In praise of positive action


Selectors are like umpires - no one ever praises them but one mistake and it's a bunfight to pour scorn and ridicule over their unprotected heads.

So here's to a little bit of trend-bucking.

In the first radio newsroom I ever worked in I stumbled across a story - by accident - as a nervous 20-year-old. In the absence of anyone senior to guide me (they were having a 'long' lunch) I took the decision to run the story on the next news bulletin.

It was a hoax. There was a minor outcry and I was at the centre of it. I had checked the source of the story but I didn't have anyone to double or triple check it with. In short, I was as certain as I could be that it was right but I couldn't know for sure.

The editor called me into his office and crapped all over for me for 10 minutes. Then he said: "But well done for doing something. I'd have been even more angry if you'd ignored it."

Whatever may come from the decisions of Omar Henry and his panel, could someone, please, just recognise the fact that they are working their backsides off? They can't know for certain what the right answer is to SA's bowling and all round 'balance' problems but at least they are trying to find it.

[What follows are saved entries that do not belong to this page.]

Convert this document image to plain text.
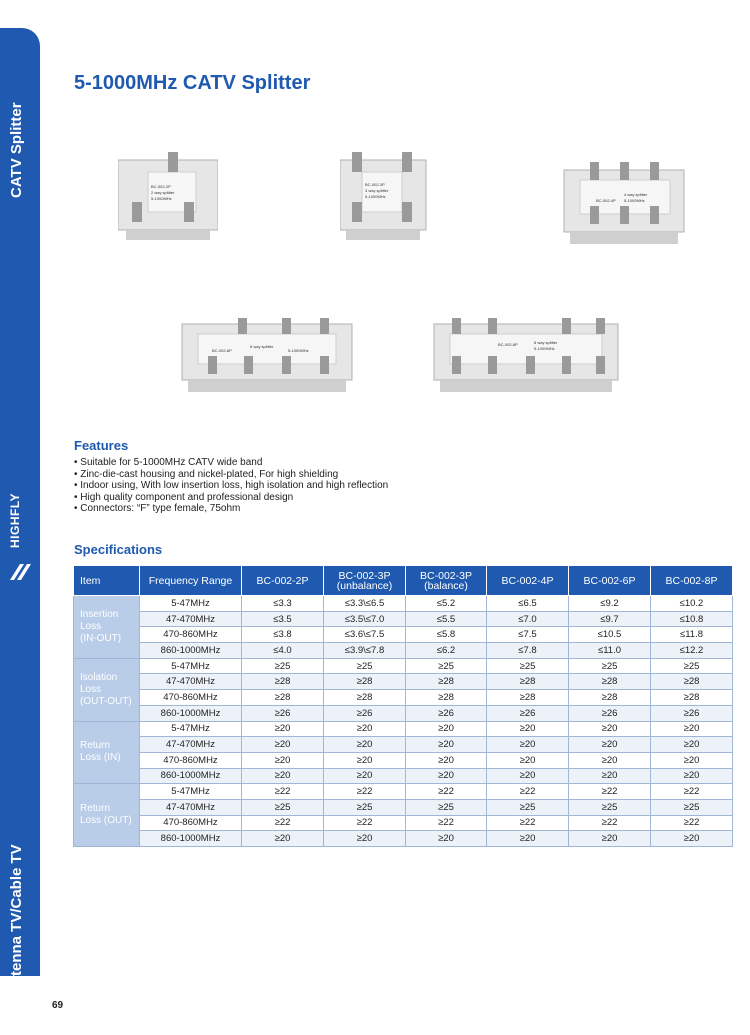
CATV Splitter
HIGHFLY
Antenna TV/Cable TV
5-1000MHz CATV Splitter
BC-002-2P
2 way splitter
5-1000MHz
BC-002-3P
3 way splitter
5-1000MHz
BC-002-4P
4 way splitter
5-1000MHz
BC-002-6P
6 way splitter
5-1000MHz
BC-002-8P	8 way splitter
5-1000MHz
Features
• Suitable for 5-1000MHz CATV wide band
• Zinc-die-cast housing and nickel-plated, For high shielding
• Indoor using, With low insertion loss, high isolation and high reflection
• High quality component and professional design
• Connectors: “F” type female, 75ohm
Specifications
Item	Frequency Range	BC-002-2P	BC-002-3P
(unbalance)	BC-002-3P
(balance)	BC-002-4P	BC-002-6P	BC-002-8P
Insertion
Loss
(IN-OUT)	5-47MHz	≤3.3	≤3.3\≤6.5	≤5.2	≤6.5	≤9.2	≤10.2
	47-470MHz	≤3.5	≤3.5\≤7.0	≤5.5	≤7.0	≤9.7	≤10.8
	470-860MHz	≤3.8	≤3.6\≤7.5	≤5.8	≤7.5	≤10.5	≤11.8
	860-1000MHz	≤4.0	≤3.9\≤7.8	≤6.2	≤7.8	≤11.0	≤12.2
Isolation
Loss
(OUT-OUT)	5-47MHz	≥25	≥25	≥25	≥25	≥25	≥25
	47-470MHz	≥28	≥28	≥28	≥28	≥28	≥28
	470-860MHz	≥28	≥28	≥28	≥28	≥28	≥28
	860-1000MHz	≥26	≥26	≥26	≥26	≥26	≥26
Return
Loss (IN)	5-47MHz	≥20	≥20	≥20	≥20	≥20	≥20
	47-470MHz	≥20	≥20	≥20	≥20	≥20	≥20
	470-860MHz	≥20	≥20	≥20	≥20	≥20	≥20
	860-1000MHz	≥20	≥20	≥20	≥20	≥20	≥20
Return
Loss (OUT)	5-47MHz	≥22	≥22	≥22	≥22	≥22	≥22
	47-470MHz	≥25	≥25	≥25	≥25	≥25	≥25
	470-860MHz	≥22	≥22	≥22	≥22	≥22	≥22
	860-1000MHz	≥20	≥20	≥20	≥20	≥20	≥20
69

It would be the easiest option in the world to sit back and leave the squad to it's own devices, maybe to hope that things would just start coming right naturally. After all, the team usually wins more than it loses.

But this is the World Cup and there isn't time to hang around 'hoping'.

Henry and his men have been faced with potentially critical decisions on an almost daily basis and they have not baulked at a single one of them. When have they procrastinated, when have they not shown balls when balls were required?

From Jonty Rhodes' replacement to the decision to rest Allan Donald against Kenya and Bangladesh, they have acted quickly, decisively and firmly. They may yet be proven to have made mistakes, but their actions have not been thumbsucks - they have been made after hours of hard, uncompromising discussion.

Maybe the team won't appreciate it until after the tournament, and maybe they never will, but somebody ought to. That's the least they deserve for the most unappreciated job in the South African game.